A conventional prior art digital transmitter system, as shown in FIG. 1, includes a digital baseband signal (11), typically a multibit narrowband signal at the Nyquist sampling frequency in the range of 1 MHz. This is then converted to an analog baseband signal 13 using a narrow band digital-to-analog converter (DAC), 12. The baseband analog signal 1.3 is then fed to an analog mixer 14 to which is fed the output 15 of an analog local oscillator (LO) 16. The output of mixer 14 is then fed to an analog bandpass filter 17 which is used to eliminate undesired mixer products. The resulting analog RF signal, 18, is amplified by a conventional linear amplifier 19 and fed to a transmission antenna 110 for broadcasting.
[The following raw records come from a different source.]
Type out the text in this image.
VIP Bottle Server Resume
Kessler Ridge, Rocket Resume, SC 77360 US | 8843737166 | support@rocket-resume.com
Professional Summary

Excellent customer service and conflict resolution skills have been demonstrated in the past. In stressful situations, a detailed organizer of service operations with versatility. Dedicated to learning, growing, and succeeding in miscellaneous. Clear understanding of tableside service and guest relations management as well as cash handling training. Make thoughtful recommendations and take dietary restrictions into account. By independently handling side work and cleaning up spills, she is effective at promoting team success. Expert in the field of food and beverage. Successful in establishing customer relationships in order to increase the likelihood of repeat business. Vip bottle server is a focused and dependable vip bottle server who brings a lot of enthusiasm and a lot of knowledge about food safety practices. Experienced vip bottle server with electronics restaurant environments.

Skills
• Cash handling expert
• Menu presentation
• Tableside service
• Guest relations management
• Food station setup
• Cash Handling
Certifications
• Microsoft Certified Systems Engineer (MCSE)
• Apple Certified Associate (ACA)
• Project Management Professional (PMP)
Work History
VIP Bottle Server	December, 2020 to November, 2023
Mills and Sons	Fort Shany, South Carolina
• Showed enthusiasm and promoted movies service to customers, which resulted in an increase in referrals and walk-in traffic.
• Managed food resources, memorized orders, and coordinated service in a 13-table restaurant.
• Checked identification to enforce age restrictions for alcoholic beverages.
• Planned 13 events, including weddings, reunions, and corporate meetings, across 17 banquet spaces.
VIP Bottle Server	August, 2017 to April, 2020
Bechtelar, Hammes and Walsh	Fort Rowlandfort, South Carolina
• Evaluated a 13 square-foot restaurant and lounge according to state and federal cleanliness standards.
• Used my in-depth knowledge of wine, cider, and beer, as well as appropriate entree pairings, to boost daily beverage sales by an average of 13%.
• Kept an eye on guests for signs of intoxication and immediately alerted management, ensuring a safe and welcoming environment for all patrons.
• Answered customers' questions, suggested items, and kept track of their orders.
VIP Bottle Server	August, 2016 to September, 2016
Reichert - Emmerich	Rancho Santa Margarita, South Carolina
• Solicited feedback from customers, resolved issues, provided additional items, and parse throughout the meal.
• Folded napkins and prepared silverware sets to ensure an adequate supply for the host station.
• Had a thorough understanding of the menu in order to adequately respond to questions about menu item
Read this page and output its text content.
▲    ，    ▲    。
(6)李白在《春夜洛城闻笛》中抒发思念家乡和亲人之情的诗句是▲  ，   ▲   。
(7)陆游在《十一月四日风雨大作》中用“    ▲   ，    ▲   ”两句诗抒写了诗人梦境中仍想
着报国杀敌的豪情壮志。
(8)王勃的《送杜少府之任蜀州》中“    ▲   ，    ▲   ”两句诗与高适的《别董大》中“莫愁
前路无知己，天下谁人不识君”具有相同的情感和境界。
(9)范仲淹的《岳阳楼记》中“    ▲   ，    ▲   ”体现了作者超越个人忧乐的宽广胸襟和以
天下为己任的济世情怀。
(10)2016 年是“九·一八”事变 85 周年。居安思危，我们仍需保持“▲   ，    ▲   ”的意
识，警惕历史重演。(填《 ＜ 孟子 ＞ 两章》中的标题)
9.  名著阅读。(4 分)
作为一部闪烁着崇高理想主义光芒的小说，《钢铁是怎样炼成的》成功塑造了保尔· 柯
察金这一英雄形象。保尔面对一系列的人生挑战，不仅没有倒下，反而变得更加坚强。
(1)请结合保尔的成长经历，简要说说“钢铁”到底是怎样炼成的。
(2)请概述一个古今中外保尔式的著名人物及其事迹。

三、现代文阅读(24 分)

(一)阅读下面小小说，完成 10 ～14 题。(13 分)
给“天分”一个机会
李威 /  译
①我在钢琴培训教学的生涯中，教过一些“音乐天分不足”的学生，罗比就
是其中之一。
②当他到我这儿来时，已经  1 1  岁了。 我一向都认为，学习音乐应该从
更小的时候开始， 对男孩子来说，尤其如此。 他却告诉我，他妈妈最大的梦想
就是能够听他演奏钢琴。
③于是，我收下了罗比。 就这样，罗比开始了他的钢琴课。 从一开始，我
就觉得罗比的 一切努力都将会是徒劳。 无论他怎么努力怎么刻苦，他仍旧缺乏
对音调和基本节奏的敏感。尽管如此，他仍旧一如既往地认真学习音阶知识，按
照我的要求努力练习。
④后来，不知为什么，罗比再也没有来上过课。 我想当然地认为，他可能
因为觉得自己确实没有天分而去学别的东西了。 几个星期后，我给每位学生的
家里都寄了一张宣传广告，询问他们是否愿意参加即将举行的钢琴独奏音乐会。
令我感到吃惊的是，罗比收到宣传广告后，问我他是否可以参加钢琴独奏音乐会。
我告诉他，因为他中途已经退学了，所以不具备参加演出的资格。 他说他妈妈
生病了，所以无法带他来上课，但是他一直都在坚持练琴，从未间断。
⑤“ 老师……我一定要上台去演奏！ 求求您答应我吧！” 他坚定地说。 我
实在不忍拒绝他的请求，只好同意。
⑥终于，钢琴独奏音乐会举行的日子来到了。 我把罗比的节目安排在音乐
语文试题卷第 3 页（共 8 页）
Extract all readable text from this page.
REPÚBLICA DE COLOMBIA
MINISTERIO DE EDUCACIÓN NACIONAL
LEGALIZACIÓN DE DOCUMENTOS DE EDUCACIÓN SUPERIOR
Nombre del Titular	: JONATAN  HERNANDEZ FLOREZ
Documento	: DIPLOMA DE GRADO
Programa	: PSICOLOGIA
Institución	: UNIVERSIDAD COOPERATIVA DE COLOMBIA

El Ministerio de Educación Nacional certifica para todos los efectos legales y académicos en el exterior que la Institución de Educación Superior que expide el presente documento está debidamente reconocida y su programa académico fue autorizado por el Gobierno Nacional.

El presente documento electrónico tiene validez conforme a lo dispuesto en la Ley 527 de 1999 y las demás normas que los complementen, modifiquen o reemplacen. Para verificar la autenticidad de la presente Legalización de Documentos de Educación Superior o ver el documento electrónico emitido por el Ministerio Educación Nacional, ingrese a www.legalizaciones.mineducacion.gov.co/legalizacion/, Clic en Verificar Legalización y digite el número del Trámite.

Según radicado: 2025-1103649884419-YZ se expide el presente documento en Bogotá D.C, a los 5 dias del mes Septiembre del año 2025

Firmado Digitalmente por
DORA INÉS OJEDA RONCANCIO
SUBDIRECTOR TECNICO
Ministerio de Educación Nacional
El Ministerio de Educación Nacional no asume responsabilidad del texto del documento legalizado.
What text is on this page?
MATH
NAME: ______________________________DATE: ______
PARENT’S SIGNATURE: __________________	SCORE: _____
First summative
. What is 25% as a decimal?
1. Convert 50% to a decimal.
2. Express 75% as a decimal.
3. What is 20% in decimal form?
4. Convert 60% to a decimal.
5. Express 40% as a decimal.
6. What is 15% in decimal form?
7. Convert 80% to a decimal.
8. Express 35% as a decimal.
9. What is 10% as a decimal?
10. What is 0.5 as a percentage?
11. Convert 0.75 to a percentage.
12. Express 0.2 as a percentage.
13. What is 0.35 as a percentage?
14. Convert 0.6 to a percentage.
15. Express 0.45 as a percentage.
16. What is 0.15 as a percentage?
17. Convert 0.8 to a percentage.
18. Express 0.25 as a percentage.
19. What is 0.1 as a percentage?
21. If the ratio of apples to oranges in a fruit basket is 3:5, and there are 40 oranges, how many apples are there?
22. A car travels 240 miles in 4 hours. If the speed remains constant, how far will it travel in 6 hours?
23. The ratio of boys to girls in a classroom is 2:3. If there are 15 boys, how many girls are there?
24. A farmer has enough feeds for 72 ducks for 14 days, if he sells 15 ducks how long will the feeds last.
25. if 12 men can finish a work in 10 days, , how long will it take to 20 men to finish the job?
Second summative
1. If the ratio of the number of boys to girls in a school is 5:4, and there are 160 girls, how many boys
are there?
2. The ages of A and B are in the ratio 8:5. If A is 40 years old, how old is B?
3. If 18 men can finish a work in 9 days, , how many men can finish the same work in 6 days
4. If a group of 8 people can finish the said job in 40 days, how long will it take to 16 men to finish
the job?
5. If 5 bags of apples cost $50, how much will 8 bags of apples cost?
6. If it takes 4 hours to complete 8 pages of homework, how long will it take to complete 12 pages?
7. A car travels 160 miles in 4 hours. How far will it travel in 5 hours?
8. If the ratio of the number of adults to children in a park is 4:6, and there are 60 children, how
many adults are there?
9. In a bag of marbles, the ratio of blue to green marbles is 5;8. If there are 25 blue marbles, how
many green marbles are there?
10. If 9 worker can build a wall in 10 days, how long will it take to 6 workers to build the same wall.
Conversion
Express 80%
An alternative prior art system shown in FIG. 2 has been gaining attention in recent years. In this system the signal may be maintained in digital form until much closer to the antenna by employing a concept which is termed “Software Radio” or “Software-Defined Radio” (SDR). Here the digital baseband signal (11) is first upsampled using a fast digital interpolation filter 21 to produce an upsampled signals 22. The up-sampled signals 22 are then multiplied by means of a digital multiplier 23 which is supplied with sampling signals 24 generated by a digital Local Oscillator 25 (operating at a frequency of approximately 1 GHz) to generate a multi-bit digital-RF signal 26. Thus, a digital local oscillator and a digital up converter are used to generate a multibit digital RF signal, 26. This Nyquist-rate multi-bit signal 26 may be converted to an even faster oversampled single-bit digital signal with the same in-band dynamic range, using an “Oversampling Code Converter” (OCC), 27. The OCC 27 may be comprised of a digital delta-sigma modulator, or alternatively a “staggered thermometer code” circuit as described in U.S. Pat. No. 6,781,435. The oversampled bitstream 28 at the output of OCC 27, identified in FIG. 2 as a single bit pulse width modulated (PWM) oversampled digital RF signal, can then be passed through an analog bandpass filter 29 to create a broadband analog RF signal 210, which can then be amplified via a power amplifier such as linear amplifier 19 for transmission to a transmitting antenna such as 110.
While the architecture for a digital-RF transmitter shown in FIG. 2 has been discussed in the prior art, to Applicants' knowledge it has never actually been implemented for a broadband RF signal, because it requires an oversampling code converter (e.g., OCC 27) which has to operate faster than can be achieved by existing circuit technology. Thus, the digital-RF approach is difficult or impossible to achieve with conventional technology, given the very fast multi-GHz sampling and digital processing rates required.
Another problem with processing the multibit digital RF signals 26 (and/or the bit stream out of OCC 27) is that these signals, especially if generated using Josephson junction (JJ) based circuits, are of very low amplitude and need to be greatly amplified to increase their voltage/current (power) level before application to an antenna for transmission. One approach, shown in FIG. 3A, is to take the low power analog RF signal 210 from bandpass filter 29 (see FIG. 2) and feed it to a high-quality linear analog amplifier 39. But this mode of power amplification is power-inefficient if linearity is to be maintained, and can introduce noise into the signal.
An alternative approach, as shown in FIG. 3B, is to maintain the signal in a single-bit digital format. Here the output 28 of the OCC is applied to a single switching amplifier 311 whose output swings quickly between the voltage rails of the power supply, e.g., an amplifier which may be operated as a class S or class D amplifier. If the amplifier switching is fast enough, this will reproduce the input PWM stream with larger amplitude, with good power efficiency and without distortion. However, although the switching scheme of FIG. 3B is more efficient than the scheme of FIG. 3A, it requires circuits that need to switch faster than is available using existing amplifier technology. That is, there is no known single amplifier fast enough to perform this function, at the frequencies of interest.
Thus, although the concepts of FIGS. 3A and 3B have been discussed (see, for example, FIG. 8 in P. Asbeck et al., “Digital Signal Processing up to Microwave Frequencies”, IEEE Trans. MTT vol 50, no 3 pp. 900-909, 2002), to Applicants' knowledge, they have never been implemented for a broadband RF signal, since the required switching speeds are greater than can be obtained using conventional technology.
Accordingly, a problem exists in processing the signals at the high frequencies (e.g., gigahertz range) of interest. This problem is resolved in circuits and systems embodying the invention.